Он вздохнул и озабоченно пошел в комнаты.
— Жена вернется только к первому числу. Следовательно, есть еще время пожить по-человечески.
Он прошел в спальню жены, открыл платяной шкап, подумал, порылся и снял с крюка ярко-зеленый капот.
— Годится!
Кряхтя, напялил его на себя и задумчиво полюбовался в зеркало.
— Нужно уметь жить! Ведь вот — пустяк, а в нем есть нечто.
Открыл шифоньерку жены, вытащил кольца и, сняв носки и туфли, напялил кольца на пальцы ног.
Вышло по ощущению и больно, и щекотно, а на вид очень худо.
— Красиво! — одобрил он. — Какая-то сплошная цветная мозоль. Такими ногами плясала Иродиада, прося головы Крестителя.
Достал часы с цепочкой и, обвязав цепочку вокруг головы, укрепил часы посредине лба. Часы весело затикали, и Дмитрий Петрович улыбнулся.
— В этом есть нечто!
Потом, высоко подняв голову, медленно пошел на балкон чай пить.
— Отрок! — крикнул он. — Принеси утоляющее питие.
Выскочил на зов рыжий парень, Савелка, с подносом в руках, взглянул, разом обалдел и выронил поднос.

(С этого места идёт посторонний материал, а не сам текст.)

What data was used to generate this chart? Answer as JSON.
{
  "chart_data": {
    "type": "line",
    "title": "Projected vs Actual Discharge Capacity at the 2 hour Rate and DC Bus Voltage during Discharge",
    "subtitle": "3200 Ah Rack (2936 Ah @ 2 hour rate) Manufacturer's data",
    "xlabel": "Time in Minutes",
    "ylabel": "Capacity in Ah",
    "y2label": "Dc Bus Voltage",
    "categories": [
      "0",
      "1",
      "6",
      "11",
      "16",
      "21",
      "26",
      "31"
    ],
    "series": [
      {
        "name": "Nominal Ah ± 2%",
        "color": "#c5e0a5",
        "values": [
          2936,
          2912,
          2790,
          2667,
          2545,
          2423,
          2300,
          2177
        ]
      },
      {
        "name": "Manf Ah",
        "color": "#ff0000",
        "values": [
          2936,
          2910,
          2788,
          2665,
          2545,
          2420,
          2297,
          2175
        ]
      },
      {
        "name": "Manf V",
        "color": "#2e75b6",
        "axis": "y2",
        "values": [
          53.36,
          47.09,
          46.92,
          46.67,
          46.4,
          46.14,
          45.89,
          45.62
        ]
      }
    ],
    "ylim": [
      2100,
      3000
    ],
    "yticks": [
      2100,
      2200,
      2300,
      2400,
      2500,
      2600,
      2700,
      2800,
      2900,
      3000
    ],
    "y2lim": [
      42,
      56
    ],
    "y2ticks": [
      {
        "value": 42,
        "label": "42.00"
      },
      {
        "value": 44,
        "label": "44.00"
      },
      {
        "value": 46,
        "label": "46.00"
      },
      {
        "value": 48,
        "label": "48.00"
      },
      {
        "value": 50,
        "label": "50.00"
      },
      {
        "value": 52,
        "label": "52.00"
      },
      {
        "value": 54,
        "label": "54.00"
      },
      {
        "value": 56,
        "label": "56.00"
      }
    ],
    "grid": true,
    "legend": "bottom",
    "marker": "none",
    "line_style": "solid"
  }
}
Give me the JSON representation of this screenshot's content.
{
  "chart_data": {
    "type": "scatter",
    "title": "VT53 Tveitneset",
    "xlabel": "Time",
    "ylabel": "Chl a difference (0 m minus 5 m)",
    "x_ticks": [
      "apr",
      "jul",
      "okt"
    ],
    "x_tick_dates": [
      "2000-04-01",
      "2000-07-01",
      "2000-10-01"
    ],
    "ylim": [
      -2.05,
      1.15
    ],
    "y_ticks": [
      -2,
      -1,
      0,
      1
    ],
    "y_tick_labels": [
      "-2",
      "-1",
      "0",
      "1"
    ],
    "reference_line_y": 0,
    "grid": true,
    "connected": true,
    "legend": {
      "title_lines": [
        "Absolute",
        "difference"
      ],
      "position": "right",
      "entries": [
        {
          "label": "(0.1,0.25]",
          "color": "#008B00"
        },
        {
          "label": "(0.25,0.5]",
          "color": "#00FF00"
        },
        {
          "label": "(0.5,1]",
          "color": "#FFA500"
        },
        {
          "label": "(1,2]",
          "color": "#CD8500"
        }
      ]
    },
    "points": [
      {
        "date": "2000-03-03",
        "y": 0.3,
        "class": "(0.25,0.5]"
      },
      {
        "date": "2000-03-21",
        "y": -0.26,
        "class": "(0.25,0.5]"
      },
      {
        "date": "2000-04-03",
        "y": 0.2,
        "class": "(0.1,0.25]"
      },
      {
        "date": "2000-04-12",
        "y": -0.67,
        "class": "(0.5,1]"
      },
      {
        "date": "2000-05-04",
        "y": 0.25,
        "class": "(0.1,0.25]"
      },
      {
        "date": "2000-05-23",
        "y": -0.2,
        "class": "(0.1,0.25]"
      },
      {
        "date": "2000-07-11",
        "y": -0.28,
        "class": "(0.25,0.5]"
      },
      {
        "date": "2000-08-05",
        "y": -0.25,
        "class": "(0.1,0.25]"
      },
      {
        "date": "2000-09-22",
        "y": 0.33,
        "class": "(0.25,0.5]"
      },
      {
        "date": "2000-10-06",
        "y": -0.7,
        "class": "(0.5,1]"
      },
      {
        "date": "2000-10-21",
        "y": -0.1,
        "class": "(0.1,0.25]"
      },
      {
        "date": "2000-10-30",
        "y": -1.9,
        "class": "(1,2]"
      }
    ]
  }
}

— Принеси утоляющее питие, отрок! — повторил Дмитрий Петрович тоном Нерона, когда тот бывал в хорошем настроении.
Парень попятился к выходу и двери за собой прикрыл осторожно.
А Дмитрий Петрович сидел и думал:
— Нельзя сказать ни розовый, ни голубой день. Стыдно. Нужно сказать: лиловый!
В щелочку двери следили за ним пять глаз. Над замком — серый под рыжей бровью, повыше — карий под черной, еще повыше — черный под черной, еще выше голубой под седой бровью и совсем внизу, на аршин от пола, — светлый, совсем без всякой брови.